When McCartney and his wife Linda were on vacation in Jamaica in 1973, they visited the set of the feature film Papillon starring Dustin Hoffman and Steve McQueen. Hoffman invited the couple over to dinner and asked McCartney how he wrote songs. When McCartney replied that he just made them up, Hoffman produced the April 23 issue of Time with an article about “Pablo Picasso’s Last Days and Final Journey” and challenged him to write a song about that. The piece reported that Picasso had told his friends, “Drink to me, drink to my health, you know I can’t drink anymore,” then went to bed and died in his sleep. McCartney started strumming a guitar and quickly made a chorus out of the quote.
“He’s doing it! He’s doing it!” Hoffman cried. He later said that the experience was “right under childbirth in terms of great events of my life.”
Later that year, Wings flew to Nigeria to record Band on the Run, by which time McCartney had fleshed out a few more lines. The painter wakes in the middle of the night and sings that he’s waiting. Either he’s waiting for death, or he’s already died and waiting for his wife on the other side to join him. Recently, McCartney had suffered the near-death experience of a bronchial spasm due to smoking and was told by his doctor to cut back on cigarettes, so perhaps that helped him relate to Picasso’s words.

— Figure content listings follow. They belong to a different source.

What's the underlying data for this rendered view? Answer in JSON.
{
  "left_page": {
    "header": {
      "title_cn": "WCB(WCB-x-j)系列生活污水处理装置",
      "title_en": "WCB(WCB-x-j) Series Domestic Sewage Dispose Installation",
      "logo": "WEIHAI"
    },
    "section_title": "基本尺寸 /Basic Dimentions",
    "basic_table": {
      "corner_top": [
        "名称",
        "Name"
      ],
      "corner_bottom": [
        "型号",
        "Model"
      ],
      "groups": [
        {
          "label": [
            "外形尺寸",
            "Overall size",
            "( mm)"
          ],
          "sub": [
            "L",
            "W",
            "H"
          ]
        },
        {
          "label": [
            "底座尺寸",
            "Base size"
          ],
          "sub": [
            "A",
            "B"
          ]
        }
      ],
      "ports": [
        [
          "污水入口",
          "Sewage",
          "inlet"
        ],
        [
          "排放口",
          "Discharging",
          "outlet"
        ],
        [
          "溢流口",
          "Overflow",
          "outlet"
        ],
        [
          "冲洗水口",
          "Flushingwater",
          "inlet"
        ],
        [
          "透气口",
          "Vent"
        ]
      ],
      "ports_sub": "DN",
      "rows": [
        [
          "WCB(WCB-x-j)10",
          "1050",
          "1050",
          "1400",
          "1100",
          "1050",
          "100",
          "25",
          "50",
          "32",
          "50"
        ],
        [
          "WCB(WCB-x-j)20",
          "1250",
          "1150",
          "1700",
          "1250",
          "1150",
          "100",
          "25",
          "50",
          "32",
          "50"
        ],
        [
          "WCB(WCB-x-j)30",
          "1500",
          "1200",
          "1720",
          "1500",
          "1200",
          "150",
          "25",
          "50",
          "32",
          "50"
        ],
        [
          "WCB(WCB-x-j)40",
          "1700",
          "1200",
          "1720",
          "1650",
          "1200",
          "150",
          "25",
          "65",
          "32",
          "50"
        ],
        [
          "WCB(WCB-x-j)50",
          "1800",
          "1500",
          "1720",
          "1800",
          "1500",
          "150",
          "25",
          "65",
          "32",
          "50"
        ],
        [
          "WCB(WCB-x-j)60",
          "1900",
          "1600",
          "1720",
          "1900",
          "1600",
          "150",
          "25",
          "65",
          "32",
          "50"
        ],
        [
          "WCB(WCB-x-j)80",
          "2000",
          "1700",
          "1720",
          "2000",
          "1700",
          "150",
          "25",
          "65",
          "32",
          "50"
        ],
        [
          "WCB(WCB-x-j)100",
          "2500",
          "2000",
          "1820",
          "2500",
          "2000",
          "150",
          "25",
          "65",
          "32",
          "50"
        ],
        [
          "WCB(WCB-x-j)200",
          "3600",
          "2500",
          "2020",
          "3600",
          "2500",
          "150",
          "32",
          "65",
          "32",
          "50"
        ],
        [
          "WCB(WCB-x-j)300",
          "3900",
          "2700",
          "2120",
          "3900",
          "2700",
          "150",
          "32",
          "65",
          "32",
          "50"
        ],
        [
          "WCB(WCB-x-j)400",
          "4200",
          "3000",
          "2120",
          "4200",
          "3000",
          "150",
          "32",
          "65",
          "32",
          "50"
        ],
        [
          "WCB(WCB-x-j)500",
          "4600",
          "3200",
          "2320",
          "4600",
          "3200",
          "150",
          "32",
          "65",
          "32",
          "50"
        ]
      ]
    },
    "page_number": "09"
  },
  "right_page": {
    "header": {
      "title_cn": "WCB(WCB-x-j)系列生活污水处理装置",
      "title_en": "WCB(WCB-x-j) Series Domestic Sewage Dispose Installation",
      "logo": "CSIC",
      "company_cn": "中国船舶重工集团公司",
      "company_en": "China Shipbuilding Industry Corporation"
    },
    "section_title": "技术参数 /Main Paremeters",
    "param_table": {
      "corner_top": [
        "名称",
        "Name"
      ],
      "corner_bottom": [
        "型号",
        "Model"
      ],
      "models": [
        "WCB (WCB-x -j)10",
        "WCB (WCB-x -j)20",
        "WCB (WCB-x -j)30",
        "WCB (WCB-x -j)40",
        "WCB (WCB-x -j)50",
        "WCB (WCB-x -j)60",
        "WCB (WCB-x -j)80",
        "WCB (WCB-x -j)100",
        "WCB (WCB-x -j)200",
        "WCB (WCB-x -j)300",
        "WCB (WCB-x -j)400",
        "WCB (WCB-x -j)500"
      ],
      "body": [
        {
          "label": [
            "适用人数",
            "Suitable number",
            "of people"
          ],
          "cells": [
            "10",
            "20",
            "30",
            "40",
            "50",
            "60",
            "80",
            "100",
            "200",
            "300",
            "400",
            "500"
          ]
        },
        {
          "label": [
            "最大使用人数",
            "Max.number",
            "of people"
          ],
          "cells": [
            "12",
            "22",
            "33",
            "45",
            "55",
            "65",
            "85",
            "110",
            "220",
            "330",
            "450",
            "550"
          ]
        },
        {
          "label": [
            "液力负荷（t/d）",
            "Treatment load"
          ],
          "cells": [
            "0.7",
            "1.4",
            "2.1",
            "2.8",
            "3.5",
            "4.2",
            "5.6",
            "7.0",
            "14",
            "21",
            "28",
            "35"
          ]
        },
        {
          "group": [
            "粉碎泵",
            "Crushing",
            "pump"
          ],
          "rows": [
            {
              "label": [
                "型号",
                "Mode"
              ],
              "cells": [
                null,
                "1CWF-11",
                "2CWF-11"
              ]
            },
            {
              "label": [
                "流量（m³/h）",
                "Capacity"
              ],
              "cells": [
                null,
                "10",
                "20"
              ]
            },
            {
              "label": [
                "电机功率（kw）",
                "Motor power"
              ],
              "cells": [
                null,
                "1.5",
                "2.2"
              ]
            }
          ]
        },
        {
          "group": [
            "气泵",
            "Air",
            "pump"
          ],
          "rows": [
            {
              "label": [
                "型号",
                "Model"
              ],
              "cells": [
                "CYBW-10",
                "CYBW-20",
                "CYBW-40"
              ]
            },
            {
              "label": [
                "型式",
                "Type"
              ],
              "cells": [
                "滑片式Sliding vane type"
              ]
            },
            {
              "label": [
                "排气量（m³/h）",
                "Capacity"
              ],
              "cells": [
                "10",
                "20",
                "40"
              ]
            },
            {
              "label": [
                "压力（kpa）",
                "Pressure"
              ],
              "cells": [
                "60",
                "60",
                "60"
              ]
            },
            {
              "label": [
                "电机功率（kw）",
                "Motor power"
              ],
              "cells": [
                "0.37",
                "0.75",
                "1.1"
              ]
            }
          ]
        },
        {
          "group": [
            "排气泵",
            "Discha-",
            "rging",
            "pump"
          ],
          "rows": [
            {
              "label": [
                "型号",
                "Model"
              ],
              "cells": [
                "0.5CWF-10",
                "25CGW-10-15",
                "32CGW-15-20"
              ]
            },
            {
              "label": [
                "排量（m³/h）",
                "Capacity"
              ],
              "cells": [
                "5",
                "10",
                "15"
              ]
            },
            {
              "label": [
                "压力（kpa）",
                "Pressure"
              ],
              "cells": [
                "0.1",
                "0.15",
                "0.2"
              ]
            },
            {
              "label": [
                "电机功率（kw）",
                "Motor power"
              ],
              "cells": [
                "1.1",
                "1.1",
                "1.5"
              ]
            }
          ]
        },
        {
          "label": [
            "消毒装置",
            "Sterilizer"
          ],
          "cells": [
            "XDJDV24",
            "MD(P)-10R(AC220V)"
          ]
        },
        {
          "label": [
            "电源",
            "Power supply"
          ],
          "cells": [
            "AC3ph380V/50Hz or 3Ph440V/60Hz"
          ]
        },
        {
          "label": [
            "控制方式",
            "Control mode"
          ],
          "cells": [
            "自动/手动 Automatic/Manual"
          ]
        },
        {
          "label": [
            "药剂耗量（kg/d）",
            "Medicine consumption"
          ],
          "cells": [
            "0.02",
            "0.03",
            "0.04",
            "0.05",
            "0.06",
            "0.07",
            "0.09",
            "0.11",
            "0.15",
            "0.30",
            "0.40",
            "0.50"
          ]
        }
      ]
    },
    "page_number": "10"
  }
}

Cream’s drummer Ginger Baker had a studio in a Lagos suburb called Ikeja and was pushing for McCartney to do the whole album there. McCartney didn’t want to but agreed to do “Picasso’s Last Words” at Baker’s place. Baker and some additional people from the studio filled some cans with gravel and shook them for percussion.
With his technique called cubism, Picasso would paint an object by breaking it up and showing different viewpoints of the object randomly recombined on the same plane, transforming something representational into something abstract. As quoted in Paul Gambaccini’s Paul McCartney: In His Own Words, McCartney said, “We started off doing [the song] straight. Then we thought, Picasso was kind of far out in his pictures, he’d done all these different kinds of things, fragmented, cubism, and the whole bit. I thought it would be nice to get a track a bit like that, put it through different moods, cut it up, edit it, mess around with it—like he used to do with his pictures. You see the old films of him painting, he paints it once and if he doesn’t like it he paints it again, right on top of it, and by about twenty-five times he’s got this picture … We were just making it up as we went along. We didn’t have any big concept of it in mind at all. I just thought, we’ll mess it up, keep messing it up until it sounds good, like Picasso did, with the instinctive knowledge you’ve got.”
Along with a drunken chorus singing “Drink to Me,” McCartney mixed tempo changes with echoes of other songs from the Band on the Run album — the “Jet” refrain and the “Ho Hey Ho” bit from “Mrs. Vandebilt.” A Frenchman from a tourist service offers to send free travel guides. The highlight of the collage is the “Sound of Philadelphia”/proto-disco string arrangement by Tony Visconti.